Ao lado de Cidadão Brasileiro, Bicho do Mato, substituta de Prova de Amor, formou uma dobradinha que me prendeu na tela da Record. Ao menos durante os primeiros meses da trama, quando o texto ainda estava sob o comando de Cristianne Fridman e Bosco Brasil. Trazendo as belezas do Pantanal, Bicho do Mato nos brindava com imagens belíssimas que adornavam o romance de Juba (André Bankoff) e Cecília (Renata Dominguez). Angelina Muniz, Beatriz Segall, Denise Del Vecchio, Regina Dourado, Ana Rosa, Jonas Bloch e Ana Beatriz Nogueira também figuravam no grande elenco que encabeçava a produção. Mas os números de audiência não responderam como previsto e Tiago Santiago fora chamado para intervir no texto, o que transformou a novela numa sucessão de cenas de ação e sofrimento, fazendo com que eu abandonasse a trama em seu terço final.


Alterações policialescas também comprometeriam de Alta Estação, única produção das 18h exibida na Record, em um tempo em que honraram a promessa de ter três horários de novelas, tal e qual a líder Globo. Com uma aura que lembrava Friends, Alta Estação nos trouxe o divertido casal Caio (Guilherme Boury) e Renata (Andréa Horta), responsáveis por eu me manter fiel à novela até o fim, já que as mudanças que trouxeram mais ação para a trama (seguindo a cartilha de Tiago Santiago) deturparam completamente a sinopse desenvolvida por Margareth Boury.
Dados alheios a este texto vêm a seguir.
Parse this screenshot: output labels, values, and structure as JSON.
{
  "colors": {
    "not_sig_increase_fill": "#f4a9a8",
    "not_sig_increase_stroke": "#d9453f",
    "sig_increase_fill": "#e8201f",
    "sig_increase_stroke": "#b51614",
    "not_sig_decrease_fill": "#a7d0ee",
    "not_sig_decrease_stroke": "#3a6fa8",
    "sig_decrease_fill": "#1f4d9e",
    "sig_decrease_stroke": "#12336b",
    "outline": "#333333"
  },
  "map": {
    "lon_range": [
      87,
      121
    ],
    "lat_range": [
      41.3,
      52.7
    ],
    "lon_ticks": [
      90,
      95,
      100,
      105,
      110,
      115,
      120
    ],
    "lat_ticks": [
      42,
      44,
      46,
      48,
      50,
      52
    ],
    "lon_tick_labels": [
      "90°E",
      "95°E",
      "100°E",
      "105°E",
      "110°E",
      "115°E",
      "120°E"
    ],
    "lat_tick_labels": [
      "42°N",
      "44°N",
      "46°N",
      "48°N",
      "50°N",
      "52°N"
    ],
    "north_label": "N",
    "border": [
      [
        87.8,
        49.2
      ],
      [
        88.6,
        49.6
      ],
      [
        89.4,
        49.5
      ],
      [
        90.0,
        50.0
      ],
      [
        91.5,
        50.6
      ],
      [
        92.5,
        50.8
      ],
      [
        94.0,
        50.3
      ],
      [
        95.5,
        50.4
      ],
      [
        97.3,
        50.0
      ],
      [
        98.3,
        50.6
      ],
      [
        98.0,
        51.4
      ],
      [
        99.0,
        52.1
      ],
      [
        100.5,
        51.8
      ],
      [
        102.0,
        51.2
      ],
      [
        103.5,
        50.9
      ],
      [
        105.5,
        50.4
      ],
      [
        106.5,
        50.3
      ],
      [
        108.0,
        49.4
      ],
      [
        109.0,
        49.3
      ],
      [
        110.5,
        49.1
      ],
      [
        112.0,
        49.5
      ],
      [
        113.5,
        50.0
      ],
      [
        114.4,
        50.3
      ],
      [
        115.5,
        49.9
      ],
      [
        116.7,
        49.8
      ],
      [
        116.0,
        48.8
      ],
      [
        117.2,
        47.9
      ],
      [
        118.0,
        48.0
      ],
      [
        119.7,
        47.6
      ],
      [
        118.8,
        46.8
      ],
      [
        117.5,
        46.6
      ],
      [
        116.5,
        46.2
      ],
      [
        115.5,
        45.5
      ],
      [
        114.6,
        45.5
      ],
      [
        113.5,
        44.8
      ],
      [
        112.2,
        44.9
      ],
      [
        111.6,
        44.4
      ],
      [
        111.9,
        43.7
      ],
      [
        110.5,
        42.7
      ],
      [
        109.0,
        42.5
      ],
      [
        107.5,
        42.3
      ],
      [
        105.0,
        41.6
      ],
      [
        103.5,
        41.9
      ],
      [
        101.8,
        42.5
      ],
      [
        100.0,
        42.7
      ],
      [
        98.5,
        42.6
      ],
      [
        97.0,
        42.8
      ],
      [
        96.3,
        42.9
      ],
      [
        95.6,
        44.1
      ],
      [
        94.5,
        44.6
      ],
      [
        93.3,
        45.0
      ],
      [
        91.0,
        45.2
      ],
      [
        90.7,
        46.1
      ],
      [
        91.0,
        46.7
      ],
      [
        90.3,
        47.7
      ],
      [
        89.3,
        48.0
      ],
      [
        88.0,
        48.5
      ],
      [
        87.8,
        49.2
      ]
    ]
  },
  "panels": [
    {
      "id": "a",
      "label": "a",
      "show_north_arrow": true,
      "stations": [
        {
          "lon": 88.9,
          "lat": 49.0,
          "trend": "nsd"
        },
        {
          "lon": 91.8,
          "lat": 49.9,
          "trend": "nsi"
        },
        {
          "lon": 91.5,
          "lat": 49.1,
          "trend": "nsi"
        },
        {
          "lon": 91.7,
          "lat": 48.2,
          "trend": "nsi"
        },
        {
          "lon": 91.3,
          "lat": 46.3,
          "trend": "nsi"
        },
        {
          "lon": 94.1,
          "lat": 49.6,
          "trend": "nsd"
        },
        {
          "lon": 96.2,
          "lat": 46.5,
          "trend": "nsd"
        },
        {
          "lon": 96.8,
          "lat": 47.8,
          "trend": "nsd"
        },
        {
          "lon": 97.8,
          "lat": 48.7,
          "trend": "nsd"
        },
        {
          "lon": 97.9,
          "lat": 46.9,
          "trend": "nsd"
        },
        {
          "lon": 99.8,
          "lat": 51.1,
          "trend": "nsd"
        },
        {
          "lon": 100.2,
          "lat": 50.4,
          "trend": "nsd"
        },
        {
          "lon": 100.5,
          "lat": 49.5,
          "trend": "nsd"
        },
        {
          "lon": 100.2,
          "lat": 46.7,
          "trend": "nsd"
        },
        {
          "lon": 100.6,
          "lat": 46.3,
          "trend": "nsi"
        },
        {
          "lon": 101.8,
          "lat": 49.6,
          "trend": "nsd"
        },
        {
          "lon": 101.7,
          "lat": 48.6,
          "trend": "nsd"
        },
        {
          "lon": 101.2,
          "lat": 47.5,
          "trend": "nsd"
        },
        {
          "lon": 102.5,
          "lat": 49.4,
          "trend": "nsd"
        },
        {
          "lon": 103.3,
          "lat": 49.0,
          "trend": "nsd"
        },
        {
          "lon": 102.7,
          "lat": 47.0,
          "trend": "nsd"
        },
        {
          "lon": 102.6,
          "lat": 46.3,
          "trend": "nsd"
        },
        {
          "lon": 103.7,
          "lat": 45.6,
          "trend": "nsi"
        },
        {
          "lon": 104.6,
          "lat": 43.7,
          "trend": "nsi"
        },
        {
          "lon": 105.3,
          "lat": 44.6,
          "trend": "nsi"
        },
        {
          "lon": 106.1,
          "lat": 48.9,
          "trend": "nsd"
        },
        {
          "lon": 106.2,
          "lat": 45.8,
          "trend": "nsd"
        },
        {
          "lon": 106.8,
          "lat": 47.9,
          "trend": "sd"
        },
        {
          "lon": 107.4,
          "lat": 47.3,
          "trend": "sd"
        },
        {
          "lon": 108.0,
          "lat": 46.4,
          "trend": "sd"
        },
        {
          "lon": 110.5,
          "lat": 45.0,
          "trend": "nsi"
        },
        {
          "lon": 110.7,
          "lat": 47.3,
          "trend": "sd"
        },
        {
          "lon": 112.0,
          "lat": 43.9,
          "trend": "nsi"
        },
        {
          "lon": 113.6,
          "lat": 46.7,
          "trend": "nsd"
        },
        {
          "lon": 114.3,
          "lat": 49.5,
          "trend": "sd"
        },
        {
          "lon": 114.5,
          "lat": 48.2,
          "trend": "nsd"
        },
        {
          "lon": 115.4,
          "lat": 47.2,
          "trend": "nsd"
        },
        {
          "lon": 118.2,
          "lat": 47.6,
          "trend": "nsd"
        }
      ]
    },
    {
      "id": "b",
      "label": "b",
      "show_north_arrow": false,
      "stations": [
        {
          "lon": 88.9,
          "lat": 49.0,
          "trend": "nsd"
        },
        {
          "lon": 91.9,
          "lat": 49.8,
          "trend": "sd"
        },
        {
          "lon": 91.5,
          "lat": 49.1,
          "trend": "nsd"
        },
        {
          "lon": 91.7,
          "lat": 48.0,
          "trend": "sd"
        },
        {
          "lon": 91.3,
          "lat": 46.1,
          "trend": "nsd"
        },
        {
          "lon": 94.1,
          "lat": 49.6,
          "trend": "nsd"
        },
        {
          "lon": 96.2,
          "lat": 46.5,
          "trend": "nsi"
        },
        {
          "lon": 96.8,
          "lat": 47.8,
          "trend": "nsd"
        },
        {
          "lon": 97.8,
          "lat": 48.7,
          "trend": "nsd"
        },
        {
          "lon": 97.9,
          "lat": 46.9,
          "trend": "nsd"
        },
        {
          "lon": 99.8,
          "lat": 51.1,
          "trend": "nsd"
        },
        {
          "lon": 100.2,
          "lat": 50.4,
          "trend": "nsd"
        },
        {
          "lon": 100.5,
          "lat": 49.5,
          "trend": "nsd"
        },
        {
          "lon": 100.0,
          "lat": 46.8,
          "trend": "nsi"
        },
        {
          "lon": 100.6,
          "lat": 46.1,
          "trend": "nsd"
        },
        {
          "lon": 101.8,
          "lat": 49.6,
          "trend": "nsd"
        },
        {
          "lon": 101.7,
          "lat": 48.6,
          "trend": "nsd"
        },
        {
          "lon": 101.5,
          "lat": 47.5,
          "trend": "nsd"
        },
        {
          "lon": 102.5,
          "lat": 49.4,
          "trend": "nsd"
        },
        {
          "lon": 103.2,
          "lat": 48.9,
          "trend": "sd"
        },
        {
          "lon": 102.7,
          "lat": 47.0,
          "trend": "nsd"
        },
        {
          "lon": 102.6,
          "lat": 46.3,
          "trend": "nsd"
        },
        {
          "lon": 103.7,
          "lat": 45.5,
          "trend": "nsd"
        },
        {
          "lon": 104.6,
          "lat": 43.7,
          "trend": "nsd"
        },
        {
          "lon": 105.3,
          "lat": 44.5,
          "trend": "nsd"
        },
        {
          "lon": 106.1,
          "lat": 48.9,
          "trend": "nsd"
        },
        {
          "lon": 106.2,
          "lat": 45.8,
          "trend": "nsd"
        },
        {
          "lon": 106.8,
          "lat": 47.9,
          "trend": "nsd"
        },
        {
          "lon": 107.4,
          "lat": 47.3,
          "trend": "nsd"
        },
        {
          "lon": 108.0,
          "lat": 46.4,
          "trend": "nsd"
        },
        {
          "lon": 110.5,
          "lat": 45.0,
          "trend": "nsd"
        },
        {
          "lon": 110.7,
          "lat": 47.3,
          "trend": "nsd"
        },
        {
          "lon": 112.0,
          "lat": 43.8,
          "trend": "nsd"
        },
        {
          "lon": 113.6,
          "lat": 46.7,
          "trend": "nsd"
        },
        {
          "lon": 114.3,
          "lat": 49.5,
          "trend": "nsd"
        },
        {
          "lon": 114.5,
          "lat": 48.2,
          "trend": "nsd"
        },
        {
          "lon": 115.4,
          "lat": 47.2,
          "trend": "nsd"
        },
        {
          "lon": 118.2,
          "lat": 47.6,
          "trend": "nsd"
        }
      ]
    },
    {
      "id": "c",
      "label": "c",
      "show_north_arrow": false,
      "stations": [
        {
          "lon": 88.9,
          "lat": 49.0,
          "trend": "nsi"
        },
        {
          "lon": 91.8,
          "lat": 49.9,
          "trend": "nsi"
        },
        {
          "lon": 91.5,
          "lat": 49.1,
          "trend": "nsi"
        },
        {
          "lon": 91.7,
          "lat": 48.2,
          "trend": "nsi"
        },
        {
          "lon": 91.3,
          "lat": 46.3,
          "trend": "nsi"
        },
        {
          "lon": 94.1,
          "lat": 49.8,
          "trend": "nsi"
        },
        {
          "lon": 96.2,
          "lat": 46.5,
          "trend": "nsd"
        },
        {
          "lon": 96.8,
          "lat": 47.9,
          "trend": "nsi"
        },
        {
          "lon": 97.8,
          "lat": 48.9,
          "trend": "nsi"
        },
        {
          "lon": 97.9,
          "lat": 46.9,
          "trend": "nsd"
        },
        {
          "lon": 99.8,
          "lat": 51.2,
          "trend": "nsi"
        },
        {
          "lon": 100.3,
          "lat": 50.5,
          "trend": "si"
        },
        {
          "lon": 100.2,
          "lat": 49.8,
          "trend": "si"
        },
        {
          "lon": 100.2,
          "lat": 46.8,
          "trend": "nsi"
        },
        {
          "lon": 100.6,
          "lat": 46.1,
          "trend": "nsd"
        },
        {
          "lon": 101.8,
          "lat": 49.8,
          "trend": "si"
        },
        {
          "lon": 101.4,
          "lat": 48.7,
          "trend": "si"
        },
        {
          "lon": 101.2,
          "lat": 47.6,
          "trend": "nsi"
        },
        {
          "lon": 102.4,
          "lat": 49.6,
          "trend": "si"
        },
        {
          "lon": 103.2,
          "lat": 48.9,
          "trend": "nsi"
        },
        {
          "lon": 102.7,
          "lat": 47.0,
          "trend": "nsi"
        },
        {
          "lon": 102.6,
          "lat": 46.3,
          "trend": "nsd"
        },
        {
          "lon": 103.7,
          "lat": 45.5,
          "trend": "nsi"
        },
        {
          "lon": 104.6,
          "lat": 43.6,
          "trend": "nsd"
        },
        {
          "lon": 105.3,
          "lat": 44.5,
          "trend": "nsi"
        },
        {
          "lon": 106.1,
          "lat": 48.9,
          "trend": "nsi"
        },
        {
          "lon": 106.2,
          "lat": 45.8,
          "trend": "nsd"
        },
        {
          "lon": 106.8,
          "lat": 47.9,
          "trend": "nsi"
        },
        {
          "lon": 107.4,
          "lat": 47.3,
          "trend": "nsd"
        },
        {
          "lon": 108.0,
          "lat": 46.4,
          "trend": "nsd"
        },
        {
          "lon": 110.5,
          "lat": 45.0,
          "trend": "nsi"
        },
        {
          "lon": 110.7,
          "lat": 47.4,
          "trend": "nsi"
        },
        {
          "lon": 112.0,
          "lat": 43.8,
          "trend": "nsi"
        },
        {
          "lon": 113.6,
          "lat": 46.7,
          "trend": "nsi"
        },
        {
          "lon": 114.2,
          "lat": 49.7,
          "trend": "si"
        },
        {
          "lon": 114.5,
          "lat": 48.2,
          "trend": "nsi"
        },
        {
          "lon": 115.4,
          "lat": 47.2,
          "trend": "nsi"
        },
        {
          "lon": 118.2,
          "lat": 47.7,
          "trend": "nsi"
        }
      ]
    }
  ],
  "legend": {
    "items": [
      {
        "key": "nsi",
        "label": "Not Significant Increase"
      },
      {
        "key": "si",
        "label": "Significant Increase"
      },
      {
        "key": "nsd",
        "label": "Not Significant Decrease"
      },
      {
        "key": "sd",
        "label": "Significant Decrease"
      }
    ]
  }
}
A violência serviria como chamariz de audiência para Vidas Opostas, de Marcílio Moraes, novela que substituiu Cidadão Brasileiro às 22h (último horário no qual a trama figurou). Dessa vez, contudo, diferentemente do que acontecera nas novelas anteriores, a violência estava inserida dentro de um contexto, já que a trama se passara numa favela e trazia em seu enredo a guerra entre traficantes, policiais e a sociedade. Vidas Opostas pode ser considerada com a mais trama de maior êxito da Record neste período, tamanha foi a sua repercussão, audiência e os prêmios que conquistara.


Ao contrário de Vidas Opostas, Luz do Sol, única novela de Ana Maria Moretzsohn na Record, passaria em brancas nuvens. A trama, demasiadamente lenta e insossa, não empolgou. O acerto foi a direção de Ivan Zettel, que nos brindou com belas sequências no início, quando a menina Drica (posteriormente vivida por Luma Costa) fora sequestrada. Luz do Sol ainda disputou audiência com o sucesso Paraíso Tropical, numa época em que a novela das 19h da Record, tamanha foram as suas mudanças de horário, era exibida às 21h.


As tramas posteriores das 21h e 22h trocariam de horário, confundindo e afugentando o público da Record. Caminhos do Coração, primeira trama de Tiago Santiago às 22h, fora um sucesso. Tornou-se febre entre o público infanto-juvenil, com sua história repleta de seres extraordinários, os mutantes. Os efeitos especiais dominavam a cena e comprometeriam seriamente o desenvolvimento da novela. Ainda assim, a audiência se manteve fiel e a Record usou a novela como arma para limar a estreia de A Favorita, na Globo.


No dia da tal estreia, Caminhos do Coração exibia seu último capítulo, em um horário diferente do que fora exibida e no qual suas próximas temporadas seriam veiculadas. Na vaga de Caminhos do Coração, às 22h, a Record encaixou Amor e Intrigas, então cartaz das 21h. A sinopse de Gisele Joras fora vencedora de um concurso que a Record promoveu na busca por novos roteiristas. Não emplacou logo de cara, mas arrebatou a audiência em seu terço final. A trama, no geral, apesar dos inúmeros clichês, se mostrou agradável. Destaque para Esther Góes, com a vilã Dorotéia, personagem à altura de seu talento. E para Jonas Bloch, o Camilo, que vivia a dor da perda de sua mulher, Marília, um sensível trabalho de Sylvia Bandeira.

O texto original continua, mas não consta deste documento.